Characterising the Creative Process in Humans and Large Language Models (2405.00899v2)

Abstract: LLMs appear quite creative, often performing on par with the average human on creative tasks. However, research on LLM creativity has focused solely on \textit{products}, with little attention on the creative \textit{process}. Process analyses of human creativity often require hand-coded categories or exploit response times, which do not apply to LLMs. We provide an automated method to characterise how humans and LLMs explore semantic spaces on the Alternate Uses Task, and contrast with behaviour in a Verbal Fluency Task. We use sentence embeddings to identify response categories and compute semantic similarities, which we use to generate jump profiles. Our results corroborate earlier work in humans reporting both persistent (deep search in few semantic spaces) and flexible (broad search across multiple semantic spaces) pathways to creativity, where both pathways lead to similar creativity scores. LLMs were found to be biased towards either persistent or flexible paths, that varied across tasks. Though LLMs as a population match human profiles, their relationship with creativity is different, where the more flexible models score higher on creativity. Our dataset and scripts are available on \href{https://github.com/surabhisnath/Creative_Process}{GitHub}.

Decoding the Pathways to Creativity in Humans and LLMs

Introduction to Creative Processes

Recent discussions around the capabilities of LLMs often focus on their outputs—what they produce. But equally important, though less touched upon, is the creative process—how these outcomes are reached. The paper in question pivots towards understanding this creative process both in humans and LLMs, through tasks encouraging divergent thinking.

Understanding Human and LLM Creativity

Humans and LLMs tackle creativity differently. When humans engage with a task asking for creative uses of an object, such as a brick, they typically follow two patterns:

• Persistent Pathways: Focused exploration within a narrow semantic field. Think "using a brick to break windows, locks, or as a nutcracker"—all involve breaking.
• Flexible Pathways: Broad exploration across different semantic categories. For example, "using a brick as a makeshift dumbbell, a bookend, or a doorstop" shows more diverse thinking.

The traditional methods to analyze these patterns involve categorizing responses based on time taken between ideas or predefined categories, which simplifies understanding these complex cognitive processes. However, such methods fall short when applied to LLMs since these models do not operate under human constraints like response time.

A New Method for Analysis

The paper introduces a revolutionary method relying purely on data to decode this creative engagement in both humans and AI. Main components of this method involve:

1. Using sentence embeddings to understand semantic fields and categorize ideas.
2. Calculating semantic similarities to identify 'jumps'—transitions from one category to another.
3. Analyzing 'jump patterns' or profiles to characterize the type of creative process—persistent or flexible.

This method sidesteps traditional reliance on temporal metrics, which is a notable pivot especially useful for analyzing non-human participants like LLMs.

Key Results from the Study

Results from both tasks (Alternate Uses Task and Verbal Fluency Task) reveal interesting patterns:

• Consistency Between Models and Humans: LLMs, just like humans, displayed varied strategic engagement ranging from persistent to flexible. However, the nature of their engagement significantly impacted their creativity scores.
• Creativity and Flexibility: More flexible LLMs tended to score higher on creativity metrics contrary to humans where no clear correlation was observed between flexibility and creativity rating.
• Task Influence on Performance: The choice of task moderately influenced how models performed, with some showing great flexibility in one task but not the other.

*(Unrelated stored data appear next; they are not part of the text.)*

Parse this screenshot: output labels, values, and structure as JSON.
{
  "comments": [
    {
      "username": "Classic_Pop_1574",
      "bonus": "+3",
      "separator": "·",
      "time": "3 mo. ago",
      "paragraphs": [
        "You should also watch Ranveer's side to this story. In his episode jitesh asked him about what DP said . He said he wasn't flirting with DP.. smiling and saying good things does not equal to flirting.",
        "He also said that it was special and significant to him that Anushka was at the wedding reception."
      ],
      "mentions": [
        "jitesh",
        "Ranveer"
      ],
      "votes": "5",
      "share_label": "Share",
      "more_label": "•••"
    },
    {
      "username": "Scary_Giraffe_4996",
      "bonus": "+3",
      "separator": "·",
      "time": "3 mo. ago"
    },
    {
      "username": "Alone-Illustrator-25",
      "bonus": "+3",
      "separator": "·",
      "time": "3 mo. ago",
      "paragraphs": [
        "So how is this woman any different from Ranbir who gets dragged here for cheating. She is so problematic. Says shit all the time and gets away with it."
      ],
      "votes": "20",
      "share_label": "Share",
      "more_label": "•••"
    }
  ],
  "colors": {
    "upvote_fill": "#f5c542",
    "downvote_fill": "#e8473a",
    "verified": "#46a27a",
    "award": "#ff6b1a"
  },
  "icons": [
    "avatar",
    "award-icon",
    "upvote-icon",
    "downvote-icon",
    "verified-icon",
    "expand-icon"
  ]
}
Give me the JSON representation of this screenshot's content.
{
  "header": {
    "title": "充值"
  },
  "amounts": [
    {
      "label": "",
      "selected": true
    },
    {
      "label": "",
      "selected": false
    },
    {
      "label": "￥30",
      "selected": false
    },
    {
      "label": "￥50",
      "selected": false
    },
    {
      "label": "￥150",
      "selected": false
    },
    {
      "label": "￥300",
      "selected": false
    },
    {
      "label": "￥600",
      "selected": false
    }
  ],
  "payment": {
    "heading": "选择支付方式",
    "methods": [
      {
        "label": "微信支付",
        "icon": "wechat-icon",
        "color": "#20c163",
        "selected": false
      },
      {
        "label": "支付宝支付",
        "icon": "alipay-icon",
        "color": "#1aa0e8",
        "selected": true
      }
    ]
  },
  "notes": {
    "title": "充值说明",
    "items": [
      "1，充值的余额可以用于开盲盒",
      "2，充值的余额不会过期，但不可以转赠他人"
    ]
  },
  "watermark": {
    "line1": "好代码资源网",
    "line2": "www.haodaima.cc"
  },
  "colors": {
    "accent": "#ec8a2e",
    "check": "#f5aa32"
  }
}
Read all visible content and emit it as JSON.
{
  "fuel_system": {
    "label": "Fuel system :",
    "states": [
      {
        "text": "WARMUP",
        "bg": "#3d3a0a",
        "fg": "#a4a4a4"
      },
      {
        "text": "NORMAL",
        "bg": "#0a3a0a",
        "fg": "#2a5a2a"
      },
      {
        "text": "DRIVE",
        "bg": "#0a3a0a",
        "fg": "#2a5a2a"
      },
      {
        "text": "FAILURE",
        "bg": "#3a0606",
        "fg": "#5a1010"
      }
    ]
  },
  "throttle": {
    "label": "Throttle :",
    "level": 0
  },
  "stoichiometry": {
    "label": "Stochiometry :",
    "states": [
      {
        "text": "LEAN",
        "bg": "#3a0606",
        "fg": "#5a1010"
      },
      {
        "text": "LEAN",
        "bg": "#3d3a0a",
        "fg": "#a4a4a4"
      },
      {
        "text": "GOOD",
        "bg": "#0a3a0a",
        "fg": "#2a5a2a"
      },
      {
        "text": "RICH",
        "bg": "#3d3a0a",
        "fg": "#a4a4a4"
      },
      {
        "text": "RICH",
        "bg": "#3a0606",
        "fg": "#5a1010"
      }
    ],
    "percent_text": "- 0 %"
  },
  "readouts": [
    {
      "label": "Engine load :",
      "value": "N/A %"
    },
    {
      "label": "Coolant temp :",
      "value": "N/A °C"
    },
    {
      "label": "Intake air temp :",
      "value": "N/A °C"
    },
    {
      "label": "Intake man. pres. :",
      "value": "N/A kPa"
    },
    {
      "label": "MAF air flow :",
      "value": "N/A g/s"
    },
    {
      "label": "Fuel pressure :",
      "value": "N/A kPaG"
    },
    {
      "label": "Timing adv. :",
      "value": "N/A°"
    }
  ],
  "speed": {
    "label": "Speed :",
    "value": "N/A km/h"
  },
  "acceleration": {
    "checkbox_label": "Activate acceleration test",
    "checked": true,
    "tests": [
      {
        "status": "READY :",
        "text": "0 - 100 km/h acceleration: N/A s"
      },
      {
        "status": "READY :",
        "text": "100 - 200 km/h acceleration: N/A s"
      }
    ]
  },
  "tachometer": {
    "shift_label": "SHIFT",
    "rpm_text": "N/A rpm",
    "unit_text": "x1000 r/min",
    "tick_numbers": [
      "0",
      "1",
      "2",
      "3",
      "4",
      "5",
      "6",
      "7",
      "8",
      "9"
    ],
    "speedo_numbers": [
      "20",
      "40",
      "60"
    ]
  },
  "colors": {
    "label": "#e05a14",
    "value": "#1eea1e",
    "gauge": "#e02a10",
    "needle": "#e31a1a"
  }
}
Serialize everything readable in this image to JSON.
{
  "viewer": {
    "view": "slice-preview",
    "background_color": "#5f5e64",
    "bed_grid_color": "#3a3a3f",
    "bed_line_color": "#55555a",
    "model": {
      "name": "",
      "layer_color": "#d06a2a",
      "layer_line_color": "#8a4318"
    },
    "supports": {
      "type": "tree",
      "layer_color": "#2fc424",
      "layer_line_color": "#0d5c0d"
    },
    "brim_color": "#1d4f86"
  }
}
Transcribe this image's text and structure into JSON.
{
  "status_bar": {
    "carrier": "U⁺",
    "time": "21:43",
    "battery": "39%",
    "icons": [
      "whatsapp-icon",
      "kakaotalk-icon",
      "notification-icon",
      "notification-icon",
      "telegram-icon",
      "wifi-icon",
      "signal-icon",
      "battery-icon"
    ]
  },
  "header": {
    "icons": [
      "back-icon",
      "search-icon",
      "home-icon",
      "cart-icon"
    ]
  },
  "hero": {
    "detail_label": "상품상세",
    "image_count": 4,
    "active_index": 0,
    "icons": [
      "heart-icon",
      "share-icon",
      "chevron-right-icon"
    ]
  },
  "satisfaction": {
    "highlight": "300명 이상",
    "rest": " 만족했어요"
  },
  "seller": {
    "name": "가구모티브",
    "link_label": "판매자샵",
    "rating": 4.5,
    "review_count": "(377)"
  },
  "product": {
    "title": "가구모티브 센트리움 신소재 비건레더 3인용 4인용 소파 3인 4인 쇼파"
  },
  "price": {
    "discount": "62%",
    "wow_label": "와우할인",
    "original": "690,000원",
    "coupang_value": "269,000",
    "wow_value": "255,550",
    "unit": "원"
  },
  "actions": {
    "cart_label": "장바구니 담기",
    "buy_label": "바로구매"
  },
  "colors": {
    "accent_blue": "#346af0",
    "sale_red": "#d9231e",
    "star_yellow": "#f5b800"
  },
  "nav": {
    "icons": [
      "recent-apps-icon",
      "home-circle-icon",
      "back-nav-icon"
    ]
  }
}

Practical Implications and Forward Look

Understanding these mechanisms opens up intriguing possibilities:

• AI as Co-Creators: Knowing an AI’s tendency towards persistence or flexibility could complement human creativity, potentially leading to more diverse and rich ideation processes in collaborative scenarios.
• Refining AI Training: Insights from such studies could guide the development of more nuanced and balanced AI systems that aren't overly skewed towards any single creative strategy.

Tools and Resources

For the community, this paper not only brings new knowledge but also provides practical tools: the datasets and scripts used here are openly available for further experimentation and development.

Concluding Thoughts

This paper serves as a crucial stepping stone towards understanding the complex mechanisms of creativity in algorithms. By shedding light on how these models mimic or diverge from human cognitive processes, we pave the way for more meaningful interactions with artificial intelligence, ensuring they serve as valid supports or enhancements to human capabilities. This is just the beginning of a fascinating segment of AI research that explores the nuances of the creative mind, both biological and artificial.